To ensure the Kenora Justice Centre will effectively serve the community, the advisory council will consist of Indigenous leadership, judiciary and justice partners, community leaders, health and social services organizations, and housing providers. It will guide the development of the centre.
As an important first step in establishing a Kenora Justice Centre, pilots are expected to launch this winter. They are part of the engagement and participatory design processes and will inform the design and establishment of full-scale justice centres.
"To cut crime and make a community like Kenora safer we must address the repeat offenders who move through the revolving door of the system struggling with poverty, mental health, addiction, lack of secure housing, and unemployment," said Attorney General Doug Downey. "This Justice Centre will bring together partners and services to ensure help is there when and where it is needed to hold individuals accountable, support victims, and break the cycle of offending."
"The Kenora Justice Centre is being designed by and for the community it serves. It's moving justice out of traditional courtrooms and into a community setting," said Minister of Indigenous Affairs Greg Rickford. "Our government is working closely with Indigenous partners, police, and justice partners to improve Indigenous people's experiences in the justice system."
The Kenora Justice Centre will build on successful programs that are designed, developed and delivered by Indigenous communities and organizations and supported by the government, including the region's Indigenous Restorative Justice Programs and Indigenous Bail Verification and Supervision Programs.
Continuing to work in collaboration with Indigenous leadership, local service providers, and Indigenous organizations, the Kenora Justice Centre will include parallel criminal and Indigenous restorative justice processes operating side by side. The goal is to increase referrals to restorative justice programs and reduce the number of people in jail awaiting trial. The centre will also provide trauma-informed supports and culturally-appropriate services, prioritizing solutions that allow Indigenous people in northern Ontario to remain in their home communities.
"With the overrepresentation of Indigenous people within the criminal justice system, a new approach is needed in our community," said Francis Kavanaugh, Ogichidaa, Grand Council Treaty #3. "We are committed to working together to establish a made-in-Kenora Justice Centre that recognizes and respects the unique circumstances and history of Indigenous communities in the North."
"There are many barriers limiting access to justice for First Nations in the North. We need new, innovative approaches for our disadvantaged citizens that find themselves in the correctional system," said Nishnawbe Aski Nation Deputy Grand Chief Derek Fox. "The co-development of this community justice centre with Grand Council Treaty #3 will create an environment where Indigenous people can access justice services in a culturally inclusive manner. We look forward to building on this experience and working toward additional centres within the NAN territory."
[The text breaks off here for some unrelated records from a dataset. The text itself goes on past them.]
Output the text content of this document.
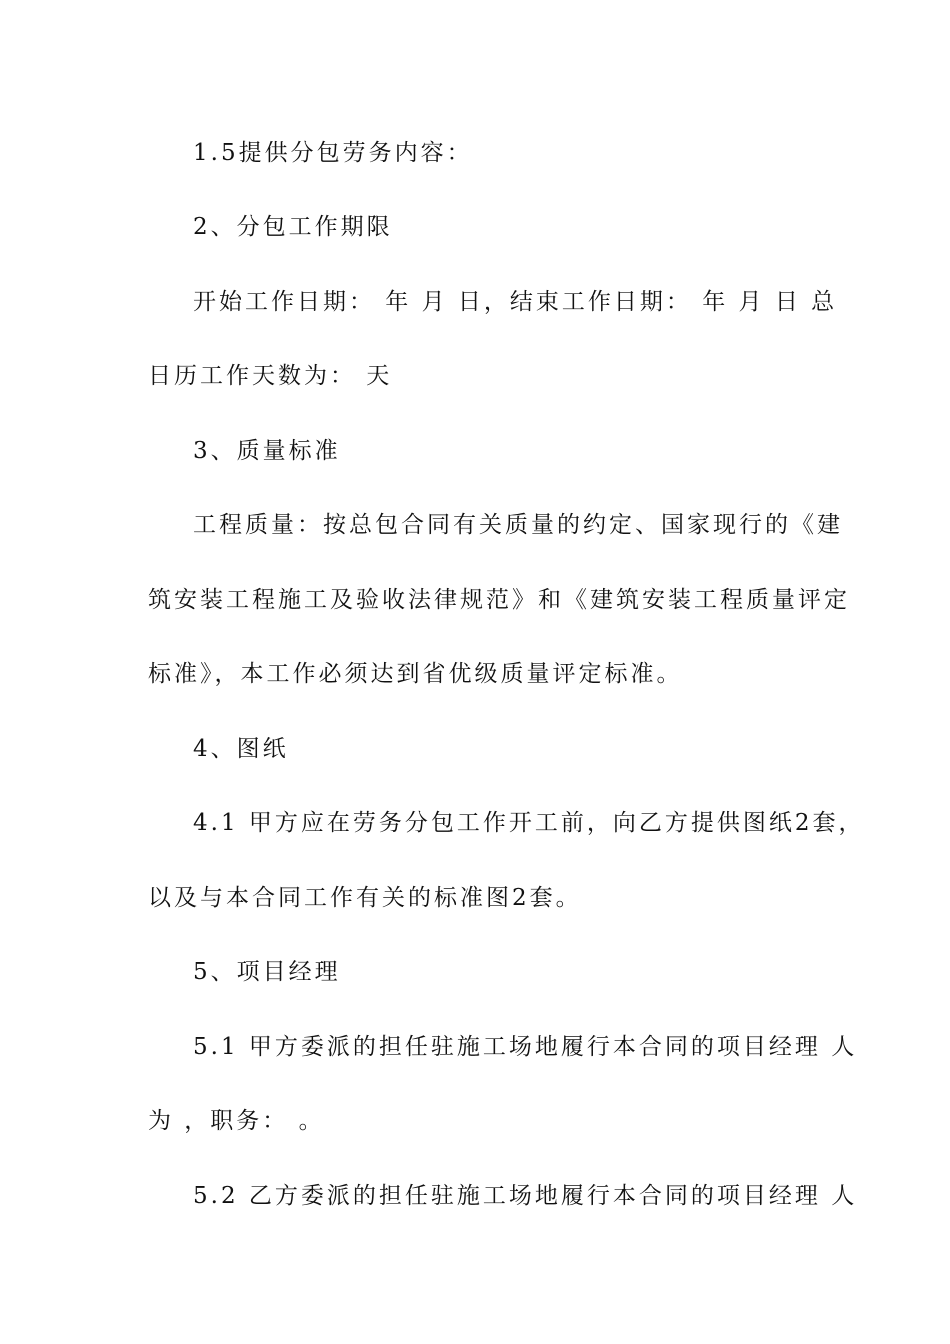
1.5提供分包劳务内容：
2、分包工作期限
开始工作日期： 年 月 日，结束工作日期： 年 月 日 总
日历工作天数为： 天
3、质量标准
工程质量：按总包合同有关质量的约定、国家现行的《建
筑安装工程施工及验收法律规范》和《建筑安装工程质量评定
标准》，本工作必须达到省优级质量评定标准。
4、图纸
4.1 甲方应在劳务分包工作开工前，向乙方提供图纸2套，
以及与本合同工作有关的标准图2套。
5、项目经理
5.1 甲方委派的担任驻施工场地履行本合同的项目经理 人
为 ，职务： 。
5.2 乙方委派的担任驻施工场地履行本合同的项目经理 人
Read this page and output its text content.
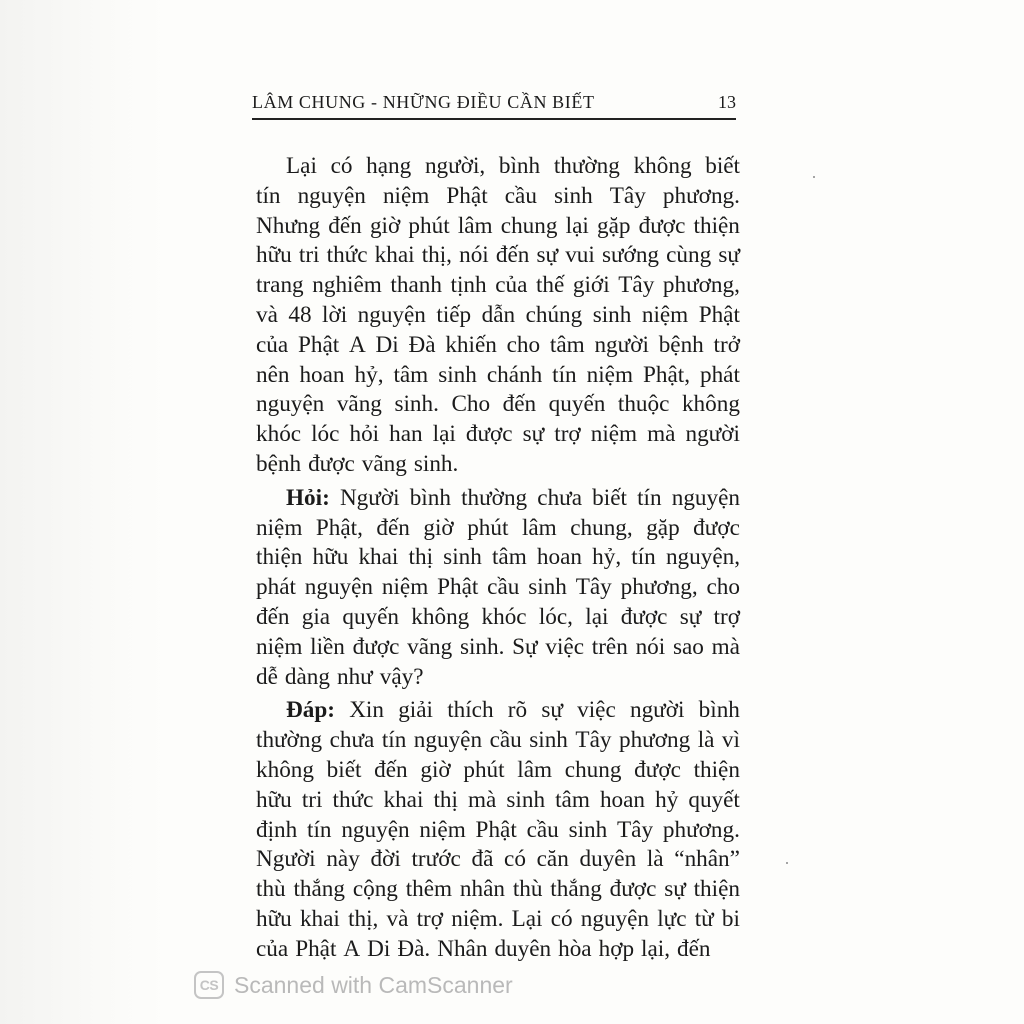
LÂM CHUNG - NHỮNG ĐIỀU CẦN BIẾT	13
Lại có hạng người, bình thường không biết
tín nguyện niệm Phật cầu sinh Tây phương.
Nhưng đến giờ phút lâm chung lại gặp được thiện
hữu tri thức khai thị, nói đến sự vui sướng cùng sự
trang nghiêm thanh tịnh của thế giới Tây phương,
và 48 lời nguyện tiếp dẫn chúng sinh niệm Phật
của Phật A Di Đà khiến cho tâm người bệnh trở
nên hoan hỷ, tâm sinh chánh tín niệm Phật, phát
nguyện vãng sinh. Cho đến quyến thuộc không
khóc lóc hỏi han lại được sự trợ niệm mà người
bệnh được vãng sinh.
Hỏi: Người bình thường chưa biết tín nguyện
niệm Phật, đến giờ phút lâm chung, gặp được
thiện hữu khai thị sinh tâm hoan hỷ, tín nguyện,
phát nguyện niệm Phật cầu sinh Tây phương, cho
đến gia quyến không khóc lóc, lại được sự trợ
niệm liền được vãng sinh. Sự việc trên nói sao mà
dễ dàng như vậy?
Đáp: Xin giải thích rõ sự việc người bình
thường chưa tín nguyện cầu sinh Tây phương là vì
không biết đến giờ phút lâm chung được thiện
hữu tri thức khai thị mà sinh tâm hoan hỷ quyết
định tín nguyện niệm Phật cầu sinh Tây phương.
Người này đời trước đã có căn duyên là “nhân”
thù thắng cộng thêm nhân thù thắng được sự thiện
hữu khai thị, và trợ niệm. Lại có nguyện lực từ bi
của Phật A Di Đà. Nhân duyên hòa hợp lại, đến
CS Scanned with CamScanner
"The Ontario Court of Justice is committed to the common goal we share with justice system participants to improve the delivery of justice services to the people of this province," said Ontario Court of Justice Chief Justice Lise Maisonneuve. "The Court is pleased that Kenora is a pilot site for the justice centre initiative."
Support for Kenora's Justice Centre is part of the government's strategy to fight guns, gangs, drugs and human trafficking in communities across Ontario. These initiatives combine enforcement and prosecution with community interventions that promote alternatives to gangs and prevent violence before it starts.
- Justice centres exist in more than 70 communities around the world, creating healthier and safer communities with reduced crime rates, fewer offenders committing crimes, and greater supports for frontline service providers and officers.
- Ontario is working to establish four justice centres across the province: Kenora, London, and Toronto’s downtown East and Northwest neighbourhoods.
- In 2016, almost 90 per cent of individuals in the Kenora Jail self-identified as Indigenous.
- While crime rates across the province are declining, the Kenora courthouse experienced an 18 per cent increase in caseload between 2014 and 2017.